Verträge müssen einen spezifischen Einzelfall regeln. Bei komplexen Sachverhalten verbietet sich daher das schlichte Abschreiben anderweitig bereits verwandter Vertragsmuster.
Verträge müssen durchsetzbar sein. Die Regelung sollte daher möglichst präzise formuliert, unmißverständlich und – gelegentlich ein ernstes Problem – in der Praxis durchführbar sein.

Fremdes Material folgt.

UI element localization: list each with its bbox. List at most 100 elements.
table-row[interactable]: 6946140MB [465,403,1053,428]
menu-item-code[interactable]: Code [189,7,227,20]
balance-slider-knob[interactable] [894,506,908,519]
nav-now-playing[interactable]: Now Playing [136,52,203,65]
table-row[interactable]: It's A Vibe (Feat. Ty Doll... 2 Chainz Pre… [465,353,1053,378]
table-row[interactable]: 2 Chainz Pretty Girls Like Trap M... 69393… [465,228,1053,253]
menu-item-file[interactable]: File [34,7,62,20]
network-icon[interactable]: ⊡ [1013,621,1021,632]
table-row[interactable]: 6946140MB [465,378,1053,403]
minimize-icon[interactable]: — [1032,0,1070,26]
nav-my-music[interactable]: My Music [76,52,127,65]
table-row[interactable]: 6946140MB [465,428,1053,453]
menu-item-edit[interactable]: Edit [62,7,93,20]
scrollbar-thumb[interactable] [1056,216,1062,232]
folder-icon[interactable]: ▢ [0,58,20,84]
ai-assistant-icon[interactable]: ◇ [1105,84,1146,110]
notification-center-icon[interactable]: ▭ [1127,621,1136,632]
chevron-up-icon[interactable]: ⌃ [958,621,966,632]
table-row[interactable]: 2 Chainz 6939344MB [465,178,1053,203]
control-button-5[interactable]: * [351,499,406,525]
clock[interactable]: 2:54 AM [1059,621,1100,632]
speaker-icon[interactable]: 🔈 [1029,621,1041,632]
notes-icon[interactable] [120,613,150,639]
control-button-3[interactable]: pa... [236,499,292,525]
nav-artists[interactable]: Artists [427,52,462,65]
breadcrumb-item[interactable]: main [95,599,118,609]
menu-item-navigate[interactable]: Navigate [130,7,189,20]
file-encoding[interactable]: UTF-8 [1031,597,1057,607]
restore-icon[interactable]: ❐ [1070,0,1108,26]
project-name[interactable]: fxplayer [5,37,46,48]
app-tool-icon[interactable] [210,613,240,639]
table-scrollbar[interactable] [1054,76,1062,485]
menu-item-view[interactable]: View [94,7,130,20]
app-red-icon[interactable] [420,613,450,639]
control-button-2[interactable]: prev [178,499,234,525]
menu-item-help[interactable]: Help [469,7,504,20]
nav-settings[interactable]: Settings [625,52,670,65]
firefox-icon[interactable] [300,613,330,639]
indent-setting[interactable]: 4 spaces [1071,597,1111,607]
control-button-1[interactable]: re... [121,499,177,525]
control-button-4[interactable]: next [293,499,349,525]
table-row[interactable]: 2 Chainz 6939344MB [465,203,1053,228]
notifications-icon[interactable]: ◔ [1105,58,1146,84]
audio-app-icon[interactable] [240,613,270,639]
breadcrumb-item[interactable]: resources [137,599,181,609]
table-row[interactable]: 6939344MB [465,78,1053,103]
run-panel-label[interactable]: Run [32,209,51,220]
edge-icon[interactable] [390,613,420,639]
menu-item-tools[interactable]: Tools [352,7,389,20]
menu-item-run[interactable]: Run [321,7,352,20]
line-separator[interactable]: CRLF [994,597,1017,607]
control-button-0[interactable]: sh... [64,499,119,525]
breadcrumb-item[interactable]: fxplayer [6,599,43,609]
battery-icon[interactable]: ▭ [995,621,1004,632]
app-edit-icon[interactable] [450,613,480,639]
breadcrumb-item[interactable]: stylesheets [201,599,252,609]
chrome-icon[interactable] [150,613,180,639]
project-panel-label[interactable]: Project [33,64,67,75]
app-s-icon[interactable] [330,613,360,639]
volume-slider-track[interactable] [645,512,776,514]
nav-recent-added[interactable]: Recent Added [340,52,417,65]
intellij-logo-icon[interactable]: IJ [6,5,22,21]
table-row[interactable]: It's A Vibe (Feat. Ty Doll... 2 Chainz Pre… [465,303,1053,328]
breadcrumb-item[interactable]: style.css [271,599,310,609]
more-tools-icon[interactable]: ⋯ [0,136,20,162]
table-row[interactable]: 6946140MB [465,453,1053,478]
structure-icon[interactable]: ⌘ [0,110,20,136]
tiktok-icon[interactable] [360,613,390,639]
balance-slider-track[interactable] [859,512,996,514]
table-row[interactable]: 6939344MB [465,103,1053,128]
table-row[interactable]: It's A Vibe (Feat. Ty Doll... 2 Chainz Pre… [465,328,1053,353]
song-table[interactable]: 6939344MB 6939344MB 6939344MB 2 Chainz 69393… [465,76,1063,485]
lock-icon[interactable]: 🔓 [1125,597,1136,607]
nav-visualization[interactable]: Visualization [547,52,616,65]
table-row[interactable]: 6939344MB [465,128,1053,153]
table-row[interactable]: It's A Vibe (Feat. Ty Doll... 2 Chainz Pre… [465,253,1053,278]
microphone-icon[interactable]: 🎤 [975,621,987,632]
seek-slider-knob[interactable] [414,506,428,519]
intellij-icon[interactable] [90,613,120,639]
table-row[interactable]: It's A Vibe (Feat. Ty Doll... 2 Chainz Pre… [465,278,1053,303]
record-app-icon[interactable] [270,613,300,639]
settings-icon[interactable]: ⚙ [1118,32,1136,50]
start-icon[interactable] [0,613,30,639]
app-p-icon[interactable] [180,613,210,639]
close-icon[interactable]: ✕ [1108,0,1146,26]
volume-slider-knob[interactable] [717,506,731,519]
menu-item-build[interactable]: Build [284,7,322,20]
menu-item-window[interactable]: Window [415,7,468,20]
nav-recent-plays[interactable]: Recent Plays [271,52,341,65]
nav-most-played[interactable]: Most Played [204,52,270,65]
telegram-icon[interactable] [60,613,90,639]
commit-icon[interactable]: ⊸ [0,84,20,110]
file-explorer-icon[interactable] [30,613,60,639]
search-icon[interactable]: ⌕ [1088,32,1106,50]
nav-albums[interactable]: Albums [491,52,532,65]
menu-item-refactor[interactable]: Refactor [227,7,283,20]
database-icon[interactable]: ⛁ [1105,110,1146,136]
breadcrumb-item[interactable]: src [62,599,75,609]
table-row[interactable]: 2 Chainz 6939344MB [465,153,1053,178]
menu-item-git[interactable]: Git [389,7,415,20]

5.3 Spezifische Überlegungen
Anhand eines SLA muß die eine Dienstleistung in ihren Details fassen, beschreiben und bewerten können. Den Parteien muß es möglich sein, im Vergleich von Sein und Sollen festzustellen, ob Serviceziele erreicht worden sind. Dazu muß das SLA einigen Mindestanforderungen genügen. Geregelt werden sollten:

Art der zu erbringenden Dienste
Details hinsichtlich des geschuldeten Umfanges der Dienste
Metriken, um die Dienste „meßbar“ zu gestalten
Berichts- und Evaluierungsverfahren
Einzelheiten des Managements des SLA und der danach geschuldeten Dienste, Benennung von Verantwortlichen zur Überwachung und Durchführung des SLA
Folgen bei Nichterreichen der Serviceziele (ggf. getrennt in Folgen bei kurzfristigen und andauernden Störungen)
Grenzen der Serviceziele, etwa bei Einflüssen von dritter Seite
Mechanismen zur Anpassung von Parametern an geänderte tatsächliche oder technische Verhältnisse
Vertragstechnisch bewährt hat es sich, eher allgemeine, juristische Bestimmungen in einem Haupt- oder Rahmenvertrag festzuhalten. Das betrifft üblicherweise Fragen des Managements des SLA, der Kooperations- und Mitwirkungspflichten der Vertragsparteien, Vertragslaufzeiten und ähnliches.
Die eher „technischen“ Details, insbesondere also die Parameter, welche die Serviceziele im Detail kennzeichnen, werden in einem gesonderten Vertragsteil oder in Anhängen geregelt. Hierher gehören die Metriken und Vereinbarungen über die Folgen der Nichterreichung von Zielen.
Dieses Vorgehen hat den Vorteil der leichteren Änderbarkeit der Vereinbarung. Ein praktisch durchgeführten SLA lebt, es wird ständig neuen Gegebenheiten angepaßt. Erfahrungsgemäß bestehen aber Bedenken, bei jeder Änderung eines Serviceparameters komplett neue Verträge auszutauschen. Dies wird vermieden, vielmehr kann etwa ein Team von Technikern über die Änderung von Latenzzeiten bei der Übermittlung von Daten verhandeln, ohne die Integrität des „juristischen“ Teils des Vertrages zu ändern.

6. Fazit

Die Struktur des jeweils in Rede stehenden SLA muß am Einzelfall mit seinen spezifischen Gegebenheiten entwickelt werden. Bestimmte, allgemeine Grundsätze werden dabei regelmäßig zu beachten sein, dennoch aber ist die Erstellung und Verhandlung eines SLA eine immer wieder neue Herausforderung. Gegebenenfalls sollte hier der Rat eines in der Vertragsgestaltung erfahrenen Anwaltes gesucht werden.